Elf is one of those movies where Will Ferrell brings a unique dimension to his character which will have both adults and children in fits of laughter. In Elf we see the story of Buddy, a human who wound up at the North Pole with Santa as a child, who has now returned to America.
Unfortunately as a result of his magical upbringing, Buddy is blissfully ignorant about the modern way of life. Early in the movie we see Buddy in a mall for the first time, elated at the thought of seeing Santa once more at Santa’s Grotto. The exchange which ensues is utterly brilliant:
Buddy: Who the heck are you?
Gimbel's Santa: What are you talkin' about? I'm Santa Claus.
Buddy: No, you're not.
Gimbel's Santa: Uh, why of course I am! Ho, ho, ho, ho, ho.
Buddy: Well, if you're Santa, what song did I sing for you on your birthday this year?
Gimbel's Santa: Um, Happy Birthday of course. Ho, ho, ho, ho, ho, ho. How old are you son?
Kid with Santa: Four.
Gimbel's Santa: You're a big boy. What's your name?
Kid with Santa: Paul.
Gimbel's Santa: Now what can I get you for Christmas?
Buddy: Don't tell him what you want, he's a liar.
Gimbel's Santa: Let the kid talk.
Buddy: You disgust me!
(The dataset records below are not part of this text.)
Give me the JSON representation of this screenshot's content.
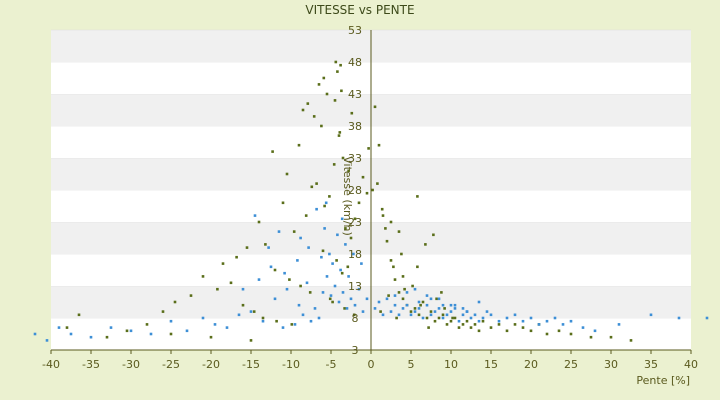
{
  "chart_data": {
    "type": "scatter",
    "title": "VITESSE vs PENTE",
    "xlabel": "Pente [%]",
    "ylabel": "Vitesse (km/h)",
    "xlim": [
      -40,
      40
    ],
    "ylim": [
      3,
      53
    ],
    "x_ticks": [
      "-40",
      "-35",
      "-30",
      "-25",
      "-20",
      "-15",
      "-10",
      "-5",
      "0",
      "5",
      "10",
      "15",
      "20",
      "25",
      "30",
      "35",
      "40"
    ],
    "y_ticks": [
      "3",
      "8",
      "13",
      "18",
      "23",
      "28",
      "33",
      "38",
      "43",
      "48",
      "53"
    ],
    "grid": "alternating horizontal bands",
    "legend": "none",
    "colors": {
      "series_a": "#5a6e1a",
      "series_b": "#3d8fd6",
      "band": "#f0f0f0",
      "axis": "#5a5a1e"
    },
    "series": [
      {
        "color": "#5a6e1a",
        "x": [
          -8.5,
          -6.2,
          -4.5,
          -4.2,
          -3.8,
          -5.5,
          -7.1,
          -9.0,
          -3.5,
          -2.8,
          -4.0,
          -6.8,
          -10.5,
          -12.3,
          -5.2,
          -3.9,
          -11.0,
          -8.1,
          -7.4,
          -5.8,
          -4.6,
          -3.2,
          -2.5,
          -9.6,
          -14.0,
          -13.2,
          -6.0,
          -4.3,
          -2.9,
          -3.6,
          -15.5,
          -16.8,
          -12.0,
          -10.2,
          -8.8,
          -7.6,
          -5.1,
          -4.8,
          -3.3,
          -2.1,
          -18.5,
          -21.0,
          -19.2,
          -22.5,
          -17.5,
          -16.0,
          -14.6,
          -13.5,
          -11.8,
          -9.9,
          -24.5,
          -26.0,
          -28.0,
          -30.5,
          -33.0,
          -36.5,
          -38.0,
          -25.0,
          -20.0,
          -15.0,
          0.5,
          1.0,
          1.5,
          2.0,
          2.5,
          3.0,
          3.5,
          4.0,
          4.5,
          5.0,
          5.5,
          6.0,
          6.5,
          7.0,
          7.5,
          8.0,
          8.5,
          9.0,
          9.5,
          10.0,
          10.5,
          11.0,
          11.5,
          12.0,
          12.5,
          13.0,
          13.5,
          14.0,
          15.0,
          16.0,
          17.0,
          18.0,
          19.0,
          20.0,
          21.0,
          22.0,
          23.5,
          25.0,
          27.5,
          30.0,
          32.5,
          1.2,
          2.2,
          3.2,
          4.2,
          5.2,
          6.2,
          7.2,
          8.2,
          9.2,
          10.2,
          0.8,
          1.8,
          2.8,
          3.8,
          5.8,
          6.8,
          7.8,
          8.8,
          4.0,
          5.8,
          3.5,
          2.5,
          1.4,
          -0.5,
          -1.0,
          -1.5,
          -2.0,
          -0.3,
          0.2,
          -6.5,
          -5.9,
          -4.4,
          -3.7,
          -7.9,
          -2.4
        ],
        "y": [
          40.5,
          38.0,
          42.0,
          46.5,
          47.5,
          43.0,
          39.5,
          35.0,
          33.0,
          31.0,
          36.5,
          29.0,
          30.5,
          34.0,
          27.0,
          37.0,
          26.0,
          24.0,
          28.5,
          25.5,
          32.0,
          22.0,
          20.5,
          21.5,
          23.0,
          19.5,
          18.5,
          17.0,
          16.0,
          15.0,
          19.0,
          17.5,
          15.5,
          14.0,
          13.0,
          12.0,
          11.0,
          10.5,
          9.5,
          8.5,
          16.5,
          14.5,
          12.5,
          11.5,
          13.5,
          10.0,
          9.0,
          8.0,
          7.5,
          7.0,
          10.5,
          9.0,
          7.0,
          6.0,
          5.0,
          8.5,
          6.5,
          5.5,
          5.0,
          4.5,
          41.0,
          35.0,
          24.0,
          20.0,
          17.0,
          14.0,
          12.0,
          11.0,
          10.0,
          9.0,
          9.5,
          8.5,
          10.5,
          8.0,
          9.0,
          7.5,
          8.0,
          8.5,
          7.0,
          7.5,
          8.0,
          6.5,
          7.0,
          7.5,
          6.5,
          7.0,
          6.0,
          7.5,
          6.5,
          7.0,
          6.0,
          7.0,
          6.5,
          6.0,
          7.0,
          5.5,
          6.0,
          5.5,
          5.0,
          5.0,
          4.5,
          9.0,
          11.5,
          8.0,
          12.5,
          13.0,
          10.0,
          6.5,
          11.0,
          9.5,
          8.0,
          29.0,
          22.0,
          16.0,
          18.0,
          27.0,
          19.5,
          21.0,
          12.0,
          14.5,
          16.0,
          21.5,
          23.0,
          25.0,
          27.5,
          30.0,
          26.0,
          23.5,
          34.5,
          28.0,
          44.5,
          45.5,
          48.0,
          43.5,
          41.5,
          40.0
        ]
      },
      {
        "color": "#3d8fd6",
        "x": [
          -12.0,
          -10.5,
          -9.0,
          -8.0,
          -7.0,
          -6.0,
          -5.5,
          -5.0,
          -4.5,
          -4.0,
          -3.5,
          -3.0,
          -2.5,
          -2.0,
          -1.5,
          -1.0,
          -0.5,
          -6.5,
          -7.5,
          -8.5,
          -9.5,
          -11.0,
          -13.5,
          -15.0,
          -16.5,
          -18.0,
          -19.5,
          -21.0,
          -23.0,
          -25.0,
          -27.5,
          -30.0,
          -32.5,
          -35.0,
          -37.5,
          -39.0,
          -40.5,
          -42.0,
          0.5,
          1.0,
          1.5,
          2.0,
          2.5,
          3.0,
          3.5,
          4.0,
          4.5,
          5.0,
          5.5,
          6.0,
          6.5,
          7.0,
          7.5,
          8.0,
          8.5,
          9.0,
          9.5,
          10.0,
          10.5,
          11.0,
          11.5,
          12.0,
          12.5,
          13.0,
          13.5,
          14.0,
          14.5,
          15.0,
          16.0,
          17.0,
          18.0,
          19.0,
          20.0,
          21.0,
          22.0,
          23.0,
          24.0,
          25.0,
          26.5,
          28.0,
          31.0,
          35.0,
          38.5,
          42.0,
          3.0,
          4.5,
          6.0,
          7.5,
          9.0,
          10.5,
          12.0,
          13.5,
          5.5,
          7.0,
          8.5,
          10.0,
          11.5,
          -4.8,
          -5.2,
          -3.8,
          -2.8,
          -6.2,
          -7.8,
          -9.2,
          -10.8,
          -12.5,
          -14.0,
          -8.8,
          -5.8,
          -4.2,
          -3.2,
          -2.2,
          -1.2,
          -14.5,
          -16.0,
          -11.5,
          -12.8,
          -6.8,
          -3.6,
          -5.6
        ],
        "y": [
          11.0,
          12.5,
          10.0,
          13.5,
          9.5,
          12.0,
          14.5,
          11.5,
          13.0,
          10.5,
          12.0,
          9.5,
          11.0,
          10.0,
          12.5,
          9.0,
          11.0,
          8.0,
          7.5,
          8.5,
          7.0,
          6.5,
          7.5,
          9.0,
          8.5,
          6.5,
          7.0,
          8.0,
          6.0,
          7.5,
          5.5,
          6.0,
          6.5,
          5.0,
          5.5,
          6.5,
          4.5,
          5.5,
          9.5,
          10.5,
          8.5,
          11.0,
          9.0,
          10.0,
          8.5,
          9.5,
          10.0,
          8.5,
          9.0,
          9.5,
          8.0,
          10.0,
          8.5,
          9.0,
          9.5,
          8.0,
          8.5,
          9.0,
          10.0,
          7.5,
          8.5,
          9.0,
          8.0,
          8.5,
          7.5,
          8.0,
          9.0,
          8.5,
          7.5,
          8.0,
          8.5,
          7.5,
          8.0,
          7.0,
          7.5,
          8.0,
          7.0,
          7.5,
          6.5,
          6.0,
          7.0,
          8.5,
          8.0,
          8.0,
          11.5,
          12.0,
          10.5,
          11.0,
          10.0,
          9.5,
          9.0,
          10.5,
          12.5,
          11.5,
          11.0,
          10.0,
          9.5,
          16.5,
          18.0,
          15.5,
          14.5,
          17.5,
          19.0,
          17.0,
          15.0,
          16.0,
          14.0,
          20.5,
          22.0,
          21.0,
          19.5,
          18.0,
          16.5,
          24.0,
          12.5,
          21.5,
          19.0,
          25.0,
          23.5,
          26.0
        ]
      }
    ]
  }
}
How can you live with yourself?
Gimbel's Santa: Just cool it, Zippy.
Buddy: You sit on a throne of lies!
The Santa Clause
The Santa Clause is one of those heartfelt movies which anyone with kids will find particularly touching – especially anyone who has had to go through divorce. In this movie events transpire which leads to Tim Allen becoming the new Santa Claus, delivering presents to boys and girls with the help of his young son. There are plenty of light-hearted jovial moments which are both designed to inspire kids and make parents grin in the same way that Shrek and The LEGO Movie are now famous for. Case in point, this exchange between Tim Allen’s character and his son, Charlie…
Charlie: Whoa, Dad! You're flying!
Scott Calvin: It's okay, I'm used to it. I lived through the '60s.
…which is followed by an exchange between the son and his new stepdad:
Neil: What about Santa's reindeer? Have you even seen a reindeer fly?
Neil: Well, I haven't.
Charlie: Have you ever seen a million dollars?
Charlie: Just because you can't see something, doesn't mean is doesn't exist.